Colin Elliott’s chapter ‘Disease Proxies and the Diagnosis of the Late Antonine Economy’ was published in K. Verboven (ed.), Complexity Economics: Building a New Approach to Ancient Economic History (Palgrave).
Jeff Gould has been awarded a CAHI Research Fellowship for his project, "From Dawn To Despair."
Tina Irvine is the winner of the 2020 Melvin E. Bradford Dissertation Prize awarded by the St. George Tucker Society. The prize “recognizes the best dissertation written on any aspect of the American South.”
Sarah Knott has been awarded a CAHI/Kinsey Research Fellowship for her project, "Sexed: How We Became Ourselves."
Michelle Moyd has been awarded a CAHI Research Fellowship for her project, "Soldiering for Empire: Race, Labor, and Recruitment of Black Troops in Africa and the United States, 1865-1920."
2015 Ph.D. Ruth Reichard's book, Blood & Steel: Ryan White and the Twin Crises of AIDS and Deindustrialization in Kokomo, Indiana (McFarland), will be published this spring.
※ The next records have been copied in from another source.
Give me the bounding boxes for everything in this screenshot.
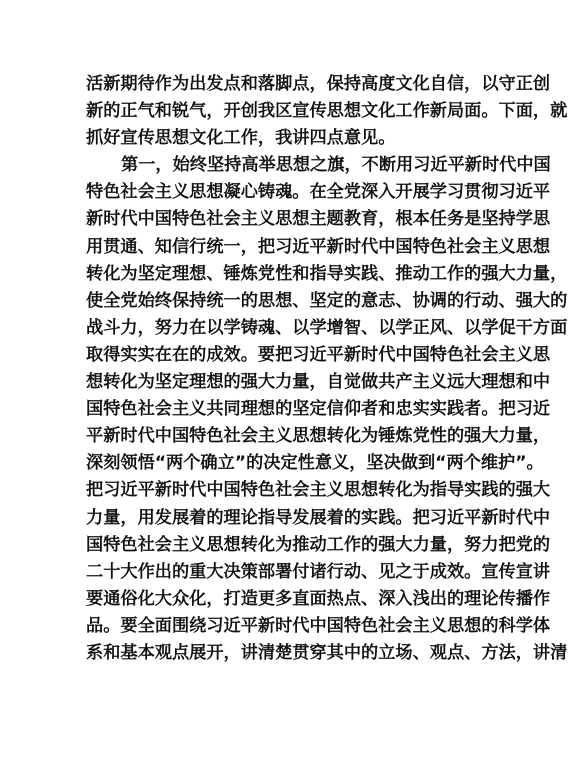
text-line: 用贯通、知信行统一，把习近平新时代中国特色社会主义思想 — [86, 234, 492, 261]
text-line: 战斗力，努力在以学铸魂、以学增智、以学正风、以学促干方面 — [86, 315, 492, 342]
text-line: 二十大作出的重大决策部署付诸行动、见之于成效。宣传宣讲 — [86, 559, 492, 586]
text-line: 转化为坚定理想、锤炼党性和指导实践、推动工作的强大力量， — [86, 261, 492, 288]
text-line: 取得实实在在的成效。要把习近平新时代中国特色社会主义思 — [86, 342, 492, 369]
document-page: 活新期待作为出发点和落脚点，保持高度文化自信，以守正创 新的正气和锐气，开创我区… — [0, 0, 586, 759]
text-line: 想转化为坚定理想的强大力量，自觉做共产主义远大理想和中 — [86, 369, 492, 396]
text-line: 新时代中国特色社会主义思想主题教育，根本任务是坚持学思 — [86, 206, 492, 233]
text-line: 平新时代中国特色社会主义思想转化为锤炼党性的强大力量， — [86, 423, 492, 450]
text-line: 系和基本观点展开，讲清楚贯穿其中的立场、观点、方法，讲清 — [86, 640, 492, 667]
text-line: 要通俗化大众化，打造更多直面热点、深入浅出的理论传播作 — [86, 586, 492, 613]
text-line: 新的正气和锐气，开创我区宣传思想文化工作新局面。下面，就 — [86, 98, 492, 125]
text-line: 第一，始终坚持高举思想之旗，不断用习近平新时代中国 — [86, 152, 492, 179]
text-line: 力量，用发展着的理论指导发展着的实践。把习近平新时代中 — [86, 505, 492, 532]
text-line: 特色社会主义思想凝心铸魂。在全党深入开展学习贯彻习近平 — [86, 179, 492, 206]
text-line: 使全党始终保持统一的思想、坚定的意志、协调的行动、强大的 — [86, 288, 492, 315]
text-line: 品。要全面围绕习近平新时代中国特色社会主义思想的科学体 — [86, 613, 492, 640]
text-line: 抓好宣传思想文化工作，我讲四点意见。 — [86, 125, 492, 152]
text-line: 活新期待作为出发点和落脚点，保持高度文化自信，以守正创 — [86, 71, 492, 98]
text-line: 深刻领悟“两个确立”的决定性意义，坚决做到“两个维护”。 — [86, 450, 492, 477]
text-line: 把习近平新时代中国特色社会主义思想转化为指导实践的强大 — [86, 477, 492, 504]
text-line: 国特色社会主义共同理想的坚定信仰者和忠实实践者。把习近 — [86, 396, 492, 423]
text-line: 国特色社会主义思想转化为推动工作的强大力量，努力把党的 — [86, 532, 492, 559]
paragraph-first-point: 第一，始终坚持高举思想之旗，不断用习近平新时代中国 特色社会主义思想凝心铸魂。在… — [86, 152, 492, 667]
document-body: 活新期待作为出发点和落脚点，保持高度文化自信，以守正创 新的正气和锐气，开创我区… — [86, 71, 492, 667]
paragraph-intro: 活新期待作为出发点和落脚点，保持高度文化自信，以守正创 新的正气和锐气，开创我区… — [86, 71, 492, 152]
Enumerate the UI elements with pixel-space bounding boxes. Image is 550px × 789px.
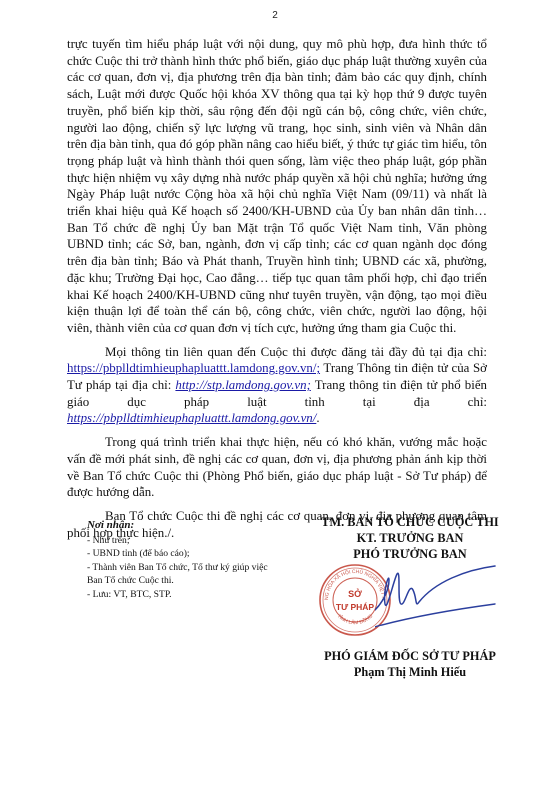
signatory-line-2: KT. TRƯỞNG BAN: [290, 530, 530, 546]
recipient-item: - Như trên;: [87, 534, 277, 548]
signatory-name: Phạm Thị Minh Hiếu: [290, 664, 530, 680]
contest-website-link[interactable]: https://pbplldtimhieuphapluattt.lamdong.…: [67, 361, 320, 375]
info-text-1: Mọi thông tin liên quan đến Cuộc thi đượ…: [105, 345, 487, 359]
svg-text:TƯ PHÁP: TƯ PHÁP: [336, 602, 375, 612]
signatory-line-3: PHÓ TRƯỞNG BAN: [290, 546, 530, 562]
handwritten-signature-icon: [375, 562, 535, 642]
department-website-link[interactable]: http://stp.lamdong.gov.vn;: [175, 378, 310, 392]
signatory-position: PHÓ GIÁM ĐỐC SỞ TƯ PHÁP: [290, 648, 530, 664]
signatory-footer: PHÓ GIÁM ĐỐC SỞ TƯ PHÁP Phạm Thị Minh Hi…: [290, 648, 530, 680]
svg-text:SỞ: SỞ: [348, 588, 362, 599]
document-body: trực tuyến tìm hiểu pháp luật với nội du…: [67, 36, 487, 548]
info-paragraph: Mọi thông tin liên quan đến Cuộc thi đượ…: [67, 344, 487, 428]
difficulty-paragraph: Trong quá trình triển khai thực hiện, nế…: [67, 434, 487, 501]
signatory-header: TM. BAN TỔ CHỨC CUỘC THI KT. TRƯỞNG BAN …: [290, 514, 530, 563]
recipient-item: - Thành viên Ban Tổ chức, Tổ thư ký giúp…: [87, 561, 277, 588]
recipient-item: - Lưu: VT, BTC, STP.: [87, 588, 277, 602]
page-number: 2: [0, 10, 550, 21]
continuation-paragraph: trực tuyến tìm hiểu pháp luật với nội du…: [67, 36, 487, 337]
recipients-block: Nơi nhận: - Như trên; - UBND tỉnh (để bá…: [87, 519, 277, 602]
info-text-4: .: [316, 411, 319, 425]
svg-text:TỈNH LÂM ĐỒNG: TỈNH LÂM ĐỒNG: [336, 613, 374, 626]
legal-education-website-link[interactable]: https://pbplldtimhieuphapluattt.lamdong.…: [67, 411, 316, 425]
recipients-title: Nơi nhận:: [87, 519, 277, 533]
recipient-item: - UBND tỉnh (để báo cáo);: [87, 547, 277, 561]
signatory-line-1: TM. BAN TỔ CHỨC CUỘC THI: [290, 514, 530, 530]
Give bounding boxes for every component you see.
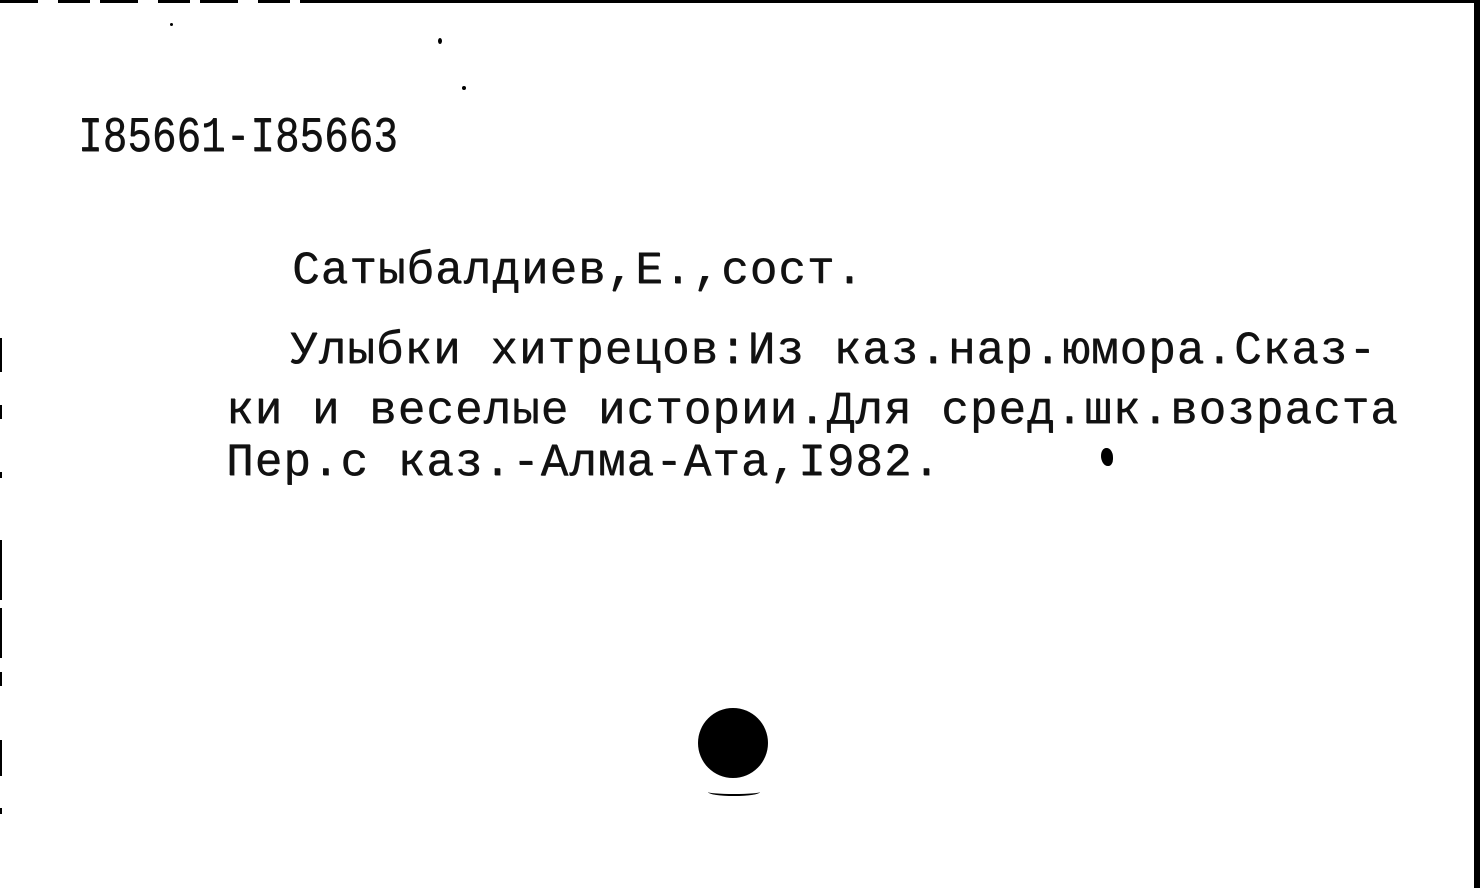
card-left-edge-segment — [0, 405, 2, 419]
card-left-edge-segment — [0, 608, 2, 658]
call-number: I85661-I85663 — [78, 110, 398, 167]
title-line: Улыбки хитрецов:Из каз.нар.юмора.Сказ- — [290, 325, 1377, 377]
title-line: Пер.с каз.-Алма-Ата,I982. — [226, 437, 941, 489]
card-left-edge-segment — [0, 808, 2, 814]
card-top-edge-solid — [310, 0, 1480, 3]
ink-speck-icon — [170, 23, 173, 26]
author-line: Сатыбалдиев,Е.,сост. — [292, 245, 864, 297]
card-left-edge-segment — [0, 540, 2, 600]
card-left-edge-segment — [0, 472, 2, 478]
card-left-edge-segment — [0, 740, 2, 776]
card-left-edge-segment — [0, 672, 2, 686]
ink-speck-icon — [462, 86, 466, 90]
punch-hole-icon — [698, 708, 768, 778]
ink-speck-icon — [438, 38, 442, 44]
punch-hole-ring — [708, 788, 760, 796]
card-right-edge — [1474, 0, 1480, 888]
card-left-edge-segment — [0, 338, 2, 372]
catalog-card: I85661-I85663 Сатыбалдиев,Е.,сост. Улыбк… — [0, 0, 1480, 888]
title-line: ки и веселые истории.Для сред.шк.возраст… — [226, 385, 1399, 437]
ink-blot-icon — [1101, 448, 1113, 466]
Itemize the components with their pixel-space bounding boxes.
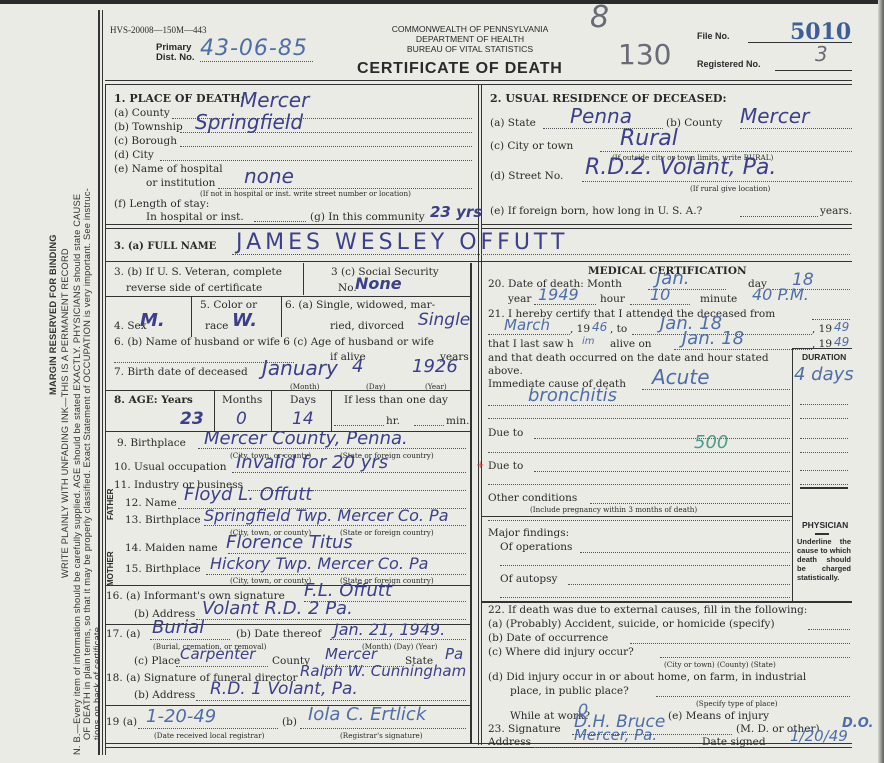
father-name-value: Floyd L. Offutt xyxy=(184,484,312,505)
date-signed-label: Date signed xyxy=(702,736,766,748)
death-hour-value: 10 xyxy=(650,285,670,304)
death-county-value: Mercer xyxy=(240,88,309,112)
sex-value: M. xyxy=(140,310,165,331)
city-label: (d) City xyxy=(114,149,154,161)
ssn-value: None xyxy=(355,274,402,293)
street-label: (d) Street No. xyxy=(490,170,563,182)
margin-border-inner xyxy=(102,10,103,755)
attended-from-value: March xyxy=(504,316,550,334)
veteran-label: 3. (b) If U. S. Veteran, complete xyxy=(114,266,282,278)
major-findings-label: Major findings: xyxy=(488,527,569,539)
duration-heading: DURATION xyxy=(802,352,846,362)
death-minute-value: 40 P.M. xyxy=(752,285,809,304)
autopsy-label: Of autopsy xyxy=(500,573,557,585)
mother-maiden-label: 14. Maiden name xyxy=(125,542,218,554)
informant-address-value: Volant R.D. 2 Pa. xyxy=(202,598,353,619)
accident-label: (a) (Probably) Accident, suicide, or hom… xyxy=(488,618,775,630)
registered-no-label: Registered No. xyxy=(697,59,761,69)
disposal-label: 17. (a) xyxy=(106,628,141,640)
burial-place-label: (c) Place xyxy=(134,655,180,667)
margin-border xyxy=(98,10,100,755)
burial-state-value: Pa xyxy=(445,645,463,663)
father-birthplace-label: 13. Birthplace xyxy=(125,514,201,526)
occupation-value: Invalid for 20 yrs xyxy=(236,452,388,473)
physician-heading: PHYSICIAN xyxy=(802,520,848,530)
injury-location-label: (c) Where did injury occur? xyxy=(488,646,634,658)
funeral-address-value: R.D. 1 Volant, Pa. xyxy=(210,679,358,699)
file-no-label: File No. xyxy=(697,31,730,41)
duration-value: 4 days xyxy=(794,364,854,385)
scan-right-edge xyxy=(878,0,884,763)
residence-city-label: (c) City or town xyxy=(490,140,573,152)
burial-place-value: Carpenter xyxy=(180,645,255,663)
date-signed-value: 1/20/49 xyxy=(790,727,848,745)
margin-note-line1: N. B.—Every item of information should b… xyxy=(72,194,82,755)
county-label: (a) County xyxy=(114,107,170,119)
annotation-130: 130 xyxy=(618,38,671,71)
due-to-label-2: Due to xyxy=(488,460,523,472)
state-label: (a) State xyxy=(490,117,536,129)
birth-year-value: 1926 xyxy=(412,356,458,377)
means-of-injury-label: (e) Means of injury xyxy=(668,710,769,722)
death-year-value: 1949 xyxy=(538,285,579,304)
mother-side-label: MOTHER xyxy=(106,551,115,586)
scan-top-edge xyxy=(0,0,884,4)
borough-label: (c) Borough xyxy=(114,135,177,147)
physician-signature-label: 23. Signature xyxy=(488,723,561,735)
physician-address-value: Mercer, Pa. xyxy=(574,726,657,744)
residence-state-value: Penna xyxy=(570,104,632,128)
length-of-stay-label: (f) Length of stay: xyxy=(114,198,209,210)
margin-note-line2: OF DEATH in plain terms, so that it may … xyxy=(82,188,92,740)
race-label: race xyxy=(205,320,228,332)
attended-to-year: 49 xyxy=(834,320,849,334)
immediate-cause-value-2: bronchitis xyxy=(528,385,617,406)
race-value: W. xyxy=(232,310,257,331)
occurred-label: and that death occurred on the date and … xyxy=(488,352,769,364)
mother-birthplace-label: 15. Birthplace xyxy=(125,563,201,575)
primary-dist-label: Primary Dist. No. xyxy=(156,43,195,63)
external-causes-heading: 22. If death was due to external causes,… xyxy=(488,604,807,616)
marital-label: ried, divorced xyxy=(330,320,404,332)
occupation-label: 10. Usual occupation xyxy=(114,461,226,473)
age-years-value: 23 xyxy=(180,409,204,429)
due-to-label-1: Due to xyxy=(488,427,523,439)
binding-margin: MARGIN RESERVED FOR BINDING WRITE PLAINL… xyxy=(0,0,95,763)
occurrence-date-label: (b) Date of occurrence xyxy=(488,632,608,644)
disposal-date-value: Jan. 21, 1949. xyxy=(334,620,445,639)
age-label: 8. AGE: Years xyxy=(114,394,193,406)
residence-street-value: R.D.2. Volant, Pa. xyxy=(585,155,776,180)
annotation-8: 8 xyxy=(590,0,609,35)
mother-maiden-value: Florence Titus xyxy=(226,532,353,553)
father-side-label: FATHER xyxy=(106,489,115,520)
registrar-signature-value: Iola C. Ertlick xyxy=(308,704,426,725)
death-township-value: Springfield xyxy=(195,110,303,134)
birthplace-label: 9. Birthplace xyxy=(117,437,186,449)
age-days-value: 14 xyxy=(292,409,314,429)
community-stay-value: 23 yrs xyxy=(430,203,482,221)
hospital-label: (e) Name of hospital xyxy=(114,163,223,175)
residence-city-value: Rural xyxy=(620,126,678,151)
physician-note: Underline the cause to which death shoul… xyxy=(797,537,851,582)
hospital-value: none xyxy=(244,164,294,188)
foreign-born-label: (e) If foreign born, how long in U. S. A… xyxy=(490,205,702,217)
margin-reserved-text: MARGIN RESERVED FOR BINDING xyxy=(48,234,58,395)
spouse-label: 6. (b) Name of husband or wife 6 (c) Age… xyxy=(114,336,434,348)
registrar-date-value: 1-20-49 xyxy=(146,706,216,727)
primary-dist-value: 43-06-85 xyxy=(200,36,308,61)
agency-block: COMMONWEALTH OF PENNSYLVANIA DEPARTMENT … xyxy=(380,24,560,54)
full-name-value: James Wesley Offutt xyxy=(236,230,568,255)
margin-note-line3: tions on back of certificate. xyxy=(92,624,102,740)
birth-day-value: 4 xyxy=(352,356,363,377)
age-months-value: 0 xyxy=(236,409,247,429)
injury-place-label: (d) Did injury occur in or about home, o… xyxy=(488,671,806,683)
marital-value: Single xyxy=(418,310,470,330)
registrar-date-label: 19 (a) xyxy=(106,716,137,728)
page-title: CERTIFICATE OF DEATH xyxy=(357,60,563,78)
last-saw-label: that I last saw h xyxy=(488,338,574,350)
birth-month-value: January xyxy=(262,356,338,380)
birth-date-label: 7. Birth date of deceased xyxy=(114,366,248,378)
cause-code-annotation: 500 xyxy=(694,432,728,453)
burial-county-value: Mercer xyxy=(325,645,377,663)
father-name-label: 12. Name xyxy=(125,497,177,509)
last-saw-value: Jan. 18 xyxy=(682,328,744,349)
margin-write-plainly-text: WRITE PLAINLY WITH UNFADING INK—THIS IS … xyxy=(60,248,70,578)
registered-no-value: 3 xyxy=(815,42,828,66)
red-tick-mark: + xyxy=(476,460,484,471)
operations-label: Of operations xyxy=(500,541,572,553)
residence-county-value: Mercer xyxy=(740,104,809,128)
other-conditions-label: Other conditions xyxy=(488,492,577,504)
mother-birthplace-value: Hickory Twp. Mercer Co. Pa xyxy=(210,554,428,573)
disposal-date-label: (b) Date thereof xyxy=(236,628,321,640)
form-code: HVS-20008—150M—443 xyxy=(110,25,207,35)
township-label: (b) Township xyxy=(114,121,183,133)
physician-address-label: Address xyxy=(488,736,531,748)
funeral-address-label: (b) Address xyxy=(134,689,195,701)
birthplace-value: Mercer County, Penna. xyxy=(204,428,408,449)
attended-from-year: 46 xyxy=(592,320,607,334)
full-name-label: 3. (a) FULL NAME xyxy=(114,241,216,252)
place-of-death-heading: 1. PLACE OF DEATH: xyxy=(114,92,245,105)
last-saw-year: 49 xyxy=(834,335,849,349)
funeral-director-value: Ralph W. Cunningham xyxy=(300,662,466,680)
last-saw-pronoun: im xyxy=(582,336,595,347)
disposal-value: Burial xyxy=(152,617,204,638)
immediate-cause-value-1: Acute xyxy=(652,365,710,389)
father-birthplace-value: Springfield Twp. Mercer Co. Pa xyxy=(204,506,449,525)
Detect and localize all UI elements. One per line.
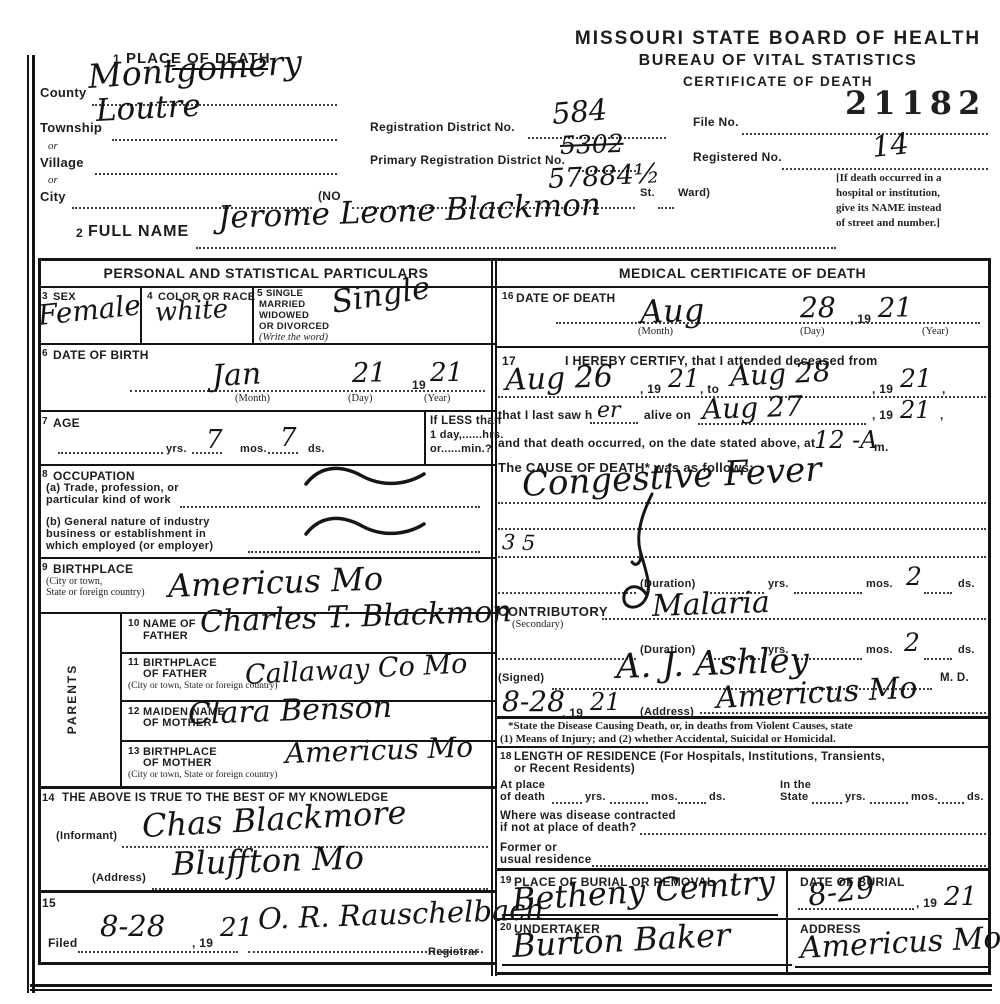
former-residence-line1: Former or [500,842,557,854]
dotted-line [812,802,842,804]
dotted-line [180,506,480,508]
state-yrs: yrs. [845,791,866,803]
burial-year-value: 21 [944,884,977,910]
mother-maiden-value: Clara Benson [187,693,392,730]
county-label: County [40,85,87,100]
at-place-ds: ds. [709,791,726,803]
year-caption: (Year) [424,393,450,404]
city-label: City [40,189,66,204]
truth-number: 14 [42,792,55,804]
mother-birthplace-value: Americus Mo [285,733,474,768]
where-contracted-line2: if not at place of death? [500,822,637,834]
attended-to-value: Aug 28 [729,358,831,391]
filed-number: 15 [42,896,56,910]
signed-year-print: , 19 [562,706,583,720]
file-number-stamp: 21182 [845,84,986,122]
contrib-duration-ds: ds. [958,644,975,656]
father-birthplace-label2: OF FATHER [143,668,207,680]
father-birthplace-number: 11 [128,657,139,668]
less-than-line2: 1 day,......hrs. [430,429,504,441]
signed-date-value: 8-28 [502,688,565,716]
township-label: Township [40,120,102,135]
rule [497,972,989,975]
rule [497,746,989,748]
handwritten-underline [795,966,990,968]
last-saw-text2: alive on [644,408,691,422]
birthplace-caption1: (City or town, [46,576,102,587]
cause-duration-yrs: yrs. [768,578,789,590]
secondary-caption: (Secondary) [512,619,563,630]
last-saw-text1: that I last saw h [498,408,592,422]
in-the-label: In the [780,779,811,791]
to-year-value: 21 [900,366,932,391]
marital-hint: (Write the word) [259,332,328,343]
informant-label: (Informant) [56,830,117,842]
informant-address-value: Bluffton Mo [171,841,364,880]
full-name-number: 2 [76,226,83,240]
day-caption: (Day) [800,326,825,337]
contributory-label: CONTRIBUTORY [498,604,608,619]
dod-day-value: 28 [800,294,836,322]
occupation-b-line2: business or establishment in [46,528,206,540]
dotted-line [196,247,836,249]
death-time-value: 12 -A [814,428,878,452]
dotted-line [95,173,337,175]
hospital-note-line4: of street and number.] [836,217,940,229]
burial-year-print: , 19 [916,896,937,910]
rule [497,286,989,288]
last-saw-fill: er [597,400,621,422]
state-ds: ds. [967,791,984,803]
to-year-print: , 19 [872,382,893,396]
registered-no-label: Registered No. [693,150,782,164]
father-name-value: Charles T. Blackmon [199,597,512,638]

Mark Roseman’s book based on his guest professorship at the University of Jena has been published with the title ÜberLeben im Dritten Reich. Handlungsspielräume von Juden und ihren Helfern (Survival/About Life in the Third Reich. The possibility of agency for Jews and their helpers), volume 26 of the series: Jena Center. Geschichte des 20. Jahrhunderts. Vorträge und Kolloquien (Göttingen: Wallstein).
Professor emerita Lynn Struve’s article, “Social Relations and Affective States in Classical Chinese Medical Practice: Zhang Jiebin and the Problem of Renqing,” has been published in the December 2020 issue of Late Imperial China.
IU has awarded Carl Weinberg an IU Bicentennial Medal for the work he did creating a new chapter on 2020 for the Traditions and Cultures of IU (COLL X112) course. The chapter uses quantitative trends from IU’s 200-year history to help raise the mathematical literacy of IU students.
Ellen Wu appears in last week's episode ("Cameras") of the new CAMPU podcast ("the story of Japanese American incarceration like you’ve never heard it before") from DENSHO . Episode description from CAMPU producers: "Pictures allow us to peer into the past, but those images are often far more complicated than what initially meets the eye. Photographs (and the people who took them) portrayed Japanese Americans as menacing threats, as hapless victims, as model Americans. But there were also covert acts of resistance playing out on both sides of the camera. In this episode, we talk about the visual record of WWII incarceration and the stories that unfolded behind the lens. About what you see—and what you don’t." She highly recommends CAMPU as a fresh and lively take on the history of Japanese Americans and World War II.